Why do so many put their resources in AWS us-east-1 when that's the only one (that I'm aware of) that has ever gone down?

criss_cross@lemmy.world · 3 months ago

I feel like this is a bit of a loaded question that needs peeling back, as you can see from other replies.

For some context, I worked at AWS for a few years and worked at other companies of various sizes. I’m not breaking NDAs or anything here but I say this to say I’ve had a fair amount of exposure to this problem.

Also one thing I want to clear up. Other regions do go down for various services. You just don’t hear about them because they don’t have the catastrophic blast radius that us-east-1 does.

So let’s start with the external company part. “Why don’t others put resources in other regions?”. So let’s say you’re starting a new company. You’ve prototyped and built a web app. Most likely that app consists of the following components

a server to respond to requests
a database
a worker for asyncronous tasks (think sidekiq/active job for the rails folks)

Often at the start both items are just on the same box. This works up until you have a large web presence and suddenly can’t throw enough hardware at the problem to make it go away (for those that want the more technical term this is called “vertical scaling”).

So cool you want to take this app and make it regional now. There’s a lot of gotchas that come around from this that can bite you if you weren’t already accounting for this. I’ll list a few but there are numerous ones:

If you have your server write to a temp file and then read it in something else (like a worker) this won’t work when they’re not on the same box anymore. You need to put this in something like S3 or some intermediary that both have access to.
You have to be careful with how you partition requests to specific regions and make sure there isn’t anything local that’s gonna break if a user decides to access your app in one region, then takes a vacation into another.
The big thing: If you’re used to having 1 centralized database there are bad assumptions you can make that are hard to break out in code. A big one is this example:

POST /comment # writing a new comment
GET /story # loads all comments

If you work in a single db setting that GET will always get you the new comment a user made, but when you start doing some of the techniques to horizontally scale (read replicas, move to dynamodb, etc), THAT’S NO LONGER A GUARANTEE. You may be reading from a completely separate box that hasn’t gotten your change yet. There are guards + patterns for handling this but it’s not cheap to switch to these for old parts of the code base.

If your a start up that’s taking the plunge this is a large cost between re-architecting and code changes. It’s one you should absolutely incur. But it’s not cheap.

If your a massive company that’s not doing this then you’re playing with fire and deserve the pain you’ve wrought.

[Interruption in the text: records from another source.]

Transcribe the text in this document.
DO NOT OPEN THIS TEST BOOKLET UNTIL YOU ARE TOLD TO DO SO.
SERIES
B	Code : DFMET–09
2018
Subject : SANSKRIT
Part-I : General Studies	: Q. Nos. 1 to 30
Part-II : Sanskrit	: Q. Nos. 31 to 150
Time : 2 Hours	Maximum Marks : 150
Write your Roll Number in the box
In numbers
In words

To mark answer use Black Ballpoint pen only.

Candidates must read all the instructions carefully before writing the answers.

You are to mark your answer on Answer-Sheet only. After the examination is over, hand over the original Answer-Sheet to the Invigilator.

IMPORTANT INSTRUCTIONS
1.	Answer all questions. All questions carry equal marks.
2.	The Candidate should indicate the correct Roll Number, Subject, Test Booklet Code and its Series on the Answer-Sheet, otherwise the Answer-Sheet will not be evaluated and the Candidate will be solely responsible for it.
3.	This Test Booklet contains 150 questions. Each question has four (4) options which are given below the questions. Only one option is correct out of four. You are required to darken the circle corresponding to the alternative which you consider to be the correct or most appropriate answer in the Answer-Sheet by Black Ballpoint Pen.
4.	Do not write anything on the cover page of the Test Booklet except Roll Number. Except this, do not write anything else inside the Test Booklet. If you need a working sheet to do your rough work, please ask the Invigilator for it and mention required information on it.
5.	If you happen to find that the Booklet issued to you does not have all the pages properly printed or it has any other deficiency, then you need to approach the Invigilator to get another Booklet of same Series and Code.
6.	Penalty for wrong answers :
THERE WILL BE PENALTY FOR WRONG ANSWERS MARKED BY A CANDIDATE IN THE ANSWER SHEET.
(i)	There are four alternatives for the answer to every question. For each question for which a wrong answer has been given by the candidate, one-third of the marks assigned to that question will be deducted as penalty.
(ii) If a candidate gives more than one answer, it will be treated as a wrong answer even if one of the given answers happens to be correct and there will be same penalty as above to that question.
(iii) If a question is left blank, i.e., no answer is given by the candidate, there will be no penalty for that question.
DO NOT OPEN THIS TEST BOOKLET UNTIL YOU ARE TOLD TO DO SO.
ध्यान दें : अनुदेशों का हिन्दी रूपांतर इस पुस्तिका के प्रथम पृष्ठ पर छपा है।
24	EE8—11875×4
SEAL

Though I’d say most of the time large companies are doing this there’s just one small service that’s globally hosted that no one thought was important that actually was a critical part of the tool chain.

So let’s say your company has taken that cost and has done everything by the book. You can still get boned even when you don’t think you are.

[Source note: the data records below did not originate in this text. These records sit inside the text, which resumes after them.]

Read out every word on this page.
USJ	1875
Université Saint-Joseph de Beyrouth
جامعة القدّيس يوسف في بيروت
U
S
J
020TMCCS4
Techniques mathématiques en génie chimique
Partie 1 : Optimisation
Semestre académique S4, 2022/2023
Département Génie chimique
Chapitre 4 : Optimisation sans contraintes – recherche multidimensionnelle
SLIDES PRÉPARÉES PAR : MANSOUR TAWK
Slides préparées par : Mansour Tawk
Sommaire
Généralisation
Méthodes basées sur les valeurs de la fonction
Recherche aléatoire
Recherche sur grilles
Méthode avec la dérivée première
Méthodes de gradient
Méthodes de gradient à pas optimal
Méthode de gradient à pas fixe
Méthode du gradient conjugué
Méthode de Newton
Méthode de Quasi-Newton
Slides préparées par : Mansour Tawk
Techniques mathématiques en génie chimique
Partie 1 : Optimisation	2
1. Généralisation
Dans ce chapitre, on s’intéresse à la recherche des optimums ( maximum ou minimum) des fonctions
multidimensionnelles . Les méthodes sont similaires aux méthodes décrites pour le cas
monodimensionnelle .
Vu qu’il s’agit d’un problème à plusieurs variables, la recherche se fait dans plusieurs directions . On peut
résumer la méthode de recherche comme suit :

At AWS there are a handful of “core” services. These services are the critical building blocks of everything at AWS. Think like EC2, Lambda, S3, and DynamoDB. A lot of internal and external training works towards having SDEs build almost everything with these key components (at least in some parts of AWS, there are others that use different tool chains. It’s a massive company I can’t pigeonhole everyone here). If you read a lot of their marketing slop you can see they encourage customers to use these as well.

Even if you don’t use any of the above, there’s a good chance that a service depends on one of the above anyway. I’ll give an example everyone can check. Let’s say you are starting out and building a brand new service. You wanna keep it simple and just make an EC2 box to keep your dependencies small. You make some code in CDK (amazon’s newer IaC tool) to make this box and go to make your first deploy. One of the first steps in this process is taking your artifacts and writing it to an S3 bucket in your region. If you wanna make deploys you now have an S3 dependency.

So if one of these massively goes down in a region it’ll most likely take other things with it.

Now let’s say you’re one of the companies that are doing all the right things and have a perfect region failover plan. Well you can still get hosed as there are certain services (like IAM and I think Route 53?) that are still globally hosted in us-east-1. Now if us-east-1 goes down your IAM goes down. And now you have issues even when you did everything by the book. I think they are trying to get rid of that issue but I have no idea (and I wouldn’t say even if I did lol). Even if it’s not us-east-1 I can guarantee there’s probably some other small things in other hosted regions that would have catastrophic effects like this.

TL;DR - shit’s hard. You can do everything right and still get fucked by this.